Slowing the Pace, or Making a Virtue out of a Necessity (Cecilia Peartree)

 For as long as I can recall, I've been someone who likes to rush at things, trying to fit too much into the time and only getting it all done by a ruthless system of prioritisation, so that eating biscuits (for instance) always gets done and sweeping up the crumbs never does!

 My mother was the same, only worse, and often quoted her own mother's motto, 'Better to wear out than rust out.' I suspect I am wearing out physically at a somewhat faster rate than she did, but that's beside the point.

Inside view of a props cupboard where some things do rust out over the years, while others seem to be destined to appear in almost every show.


The point is that I've recently had to modify my approach to writing in order to get anything finished, and I'm currently reflecting on whether this might actually be a good thing.

Ever since I first took part in NaNoWriMo in 2006, I seem to have been operating according to its rules every time I sit down to write. This is a good thing for someone like me in many ways. To begin with, it forced me to concentrate on getting something finished within a relatively short timescale. Until then I had just written odd chapters here and there without much focus, and it was just pure luck if I ever produced a complete story. But there was a downside…

Particularly during the worst of the pandemic and immediately after I retired from my day job, I found myself compelled to write at a NaNoWriMo speed (1667 words a day) every day of the year. If I wasn’t working on anything new, I invented something to work on, and it wasn’t until earlier this year, when I landed in hospital for 2 weeks and with quite restricted mobility for quite a bit longer, that I realised the folly of my ways. That happened partly because I had actually been working on three things at once on the day I was taken to hospital. One was a novel I’d been trying to get finished for about a year at that point, the other was something I had very nearly finished and was about to start editing, and the third thing was a new draft of the 26th in my mystery series that I planned to write for Camp NaNoWriMo, a sort of extra NaNoWriMo event that happens mostly in April and July – you can set your own goals for this one so I had modestly settled for 25,000 words across the month instead of the 50,000 that is the standard for the main November event.

A tasteful selection of notebooks

I realised quite quickly that I wouldn’t be able to keep to my ‘normal’ writing pattern. For a start, April would have been a complete write-off, so to speak, except that I asked my son to bring a notebook and some pens to me in hospital so that I could start on my planned first draft by hand. Writing by hand is always a strategy of despair for me as there is a good chance it will turn out illegible. In the end I think I wrote about four or five chapters in the notebook, which was quite useful as I had trouble using a computer for very long during my recovery, so when I at last had my laptop set up I prioritised the edits for my completed novel, which I had been longing to get on with. I later transcribed the handwritten chapters into a Word document. I was actually quite worried that people would see the join between the notebook part and the rest, but when I read the whole thing through before starting the edit, I found that part seemed to be in my usual voice.

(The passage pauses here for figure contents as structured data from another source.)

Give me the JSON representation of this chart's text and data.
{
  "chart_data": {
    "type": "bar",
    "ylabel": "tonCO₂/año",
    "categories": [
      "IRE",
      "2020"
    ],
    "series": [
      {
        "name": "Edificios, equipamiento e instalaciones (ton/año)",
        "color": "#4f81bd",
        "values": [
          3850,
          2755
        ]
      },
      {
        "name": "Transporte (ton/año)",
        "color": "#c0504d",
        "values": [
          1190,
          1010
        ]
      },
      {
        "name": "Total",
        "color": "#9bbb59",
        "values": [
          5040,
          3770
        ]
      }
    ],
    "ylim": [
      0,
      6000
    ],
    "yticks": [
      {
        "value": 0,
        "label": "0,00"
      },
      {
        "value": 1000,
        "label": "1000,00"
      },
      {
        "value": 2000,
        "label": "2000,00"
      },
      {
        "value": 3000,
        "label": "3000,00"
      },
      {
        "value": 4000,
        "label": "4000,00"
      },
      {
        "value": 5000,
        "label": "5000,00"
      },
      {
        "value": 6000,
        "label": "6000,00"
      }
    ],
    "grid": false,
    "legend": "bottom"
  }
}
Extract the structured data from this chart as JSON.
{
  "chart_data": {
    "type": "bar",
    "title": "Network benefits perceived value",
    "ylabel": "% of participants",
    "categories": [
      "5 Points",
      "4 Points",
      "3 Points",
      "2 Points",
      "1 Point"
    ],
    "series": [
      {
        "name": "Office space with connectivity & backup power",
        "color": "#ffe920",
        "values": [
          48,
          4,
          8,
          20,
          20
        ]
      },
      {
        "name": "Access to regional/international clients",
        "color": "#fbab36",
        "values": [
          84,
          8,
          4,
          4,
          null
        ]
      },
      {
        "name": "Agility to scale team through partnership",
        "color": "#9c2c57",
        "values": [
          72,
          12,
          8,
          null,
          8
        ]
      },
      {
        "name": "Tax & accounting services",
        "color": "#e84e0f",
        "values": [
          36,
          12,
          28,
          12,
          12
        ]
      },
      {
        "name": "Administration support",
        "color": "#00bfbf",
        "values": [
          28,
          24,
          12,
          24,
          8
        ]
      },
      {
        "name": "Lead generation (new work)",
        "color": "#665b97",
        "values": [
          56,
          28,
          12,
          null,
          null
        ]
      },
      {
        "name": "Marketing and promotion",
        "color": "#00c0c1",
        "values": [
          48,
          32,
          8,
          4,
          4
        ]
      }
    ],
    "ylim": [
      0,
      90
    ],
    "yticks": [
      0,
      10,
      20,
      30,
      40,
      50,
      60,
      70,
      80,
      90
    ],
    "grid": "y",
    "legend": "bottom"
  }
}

My preferred writing station - when it was tidier.

It took me quite a bit longer to complete this novel than it usually does with novels in the series, because I made myself stop writing when I was tired and before all my muscles started to complain at once, but I feel it might be better as a result of this. I told myself just to write something every day, with no word target or anything, though after a while I began to aim at 1,000 words a day anyway. Amazing how much less strenuous it is to write 1,000 words than 1667! Once I’d completed the draft I used a smaller laptop in a different room of the house to do the edits, which meant I could spend a bit of time now and then working on the other unfinished novel on my main laptop. Editing on a different machine in a different room worked well as it immediately gave me a bit of distance from the text.

Is there a lesson in all of this? Well, for me I suppose the lesson is to be more careful not to fall off a wall when you are working on three novels at the same time! Though I am trying to tell myself not to work on three novels at the same time anyway. One should be more than enough for anyone – and accidents will happen when you least want or expect them.

Comments

Umberto Tosi said…
I'd give my eyeteeth to be even half as productive as you describe, Cecilia, and still write so well. I'd say it's okay to slow your pace as you like. But who am I to do anything but tip my hat>? Whatever works, keep doing it.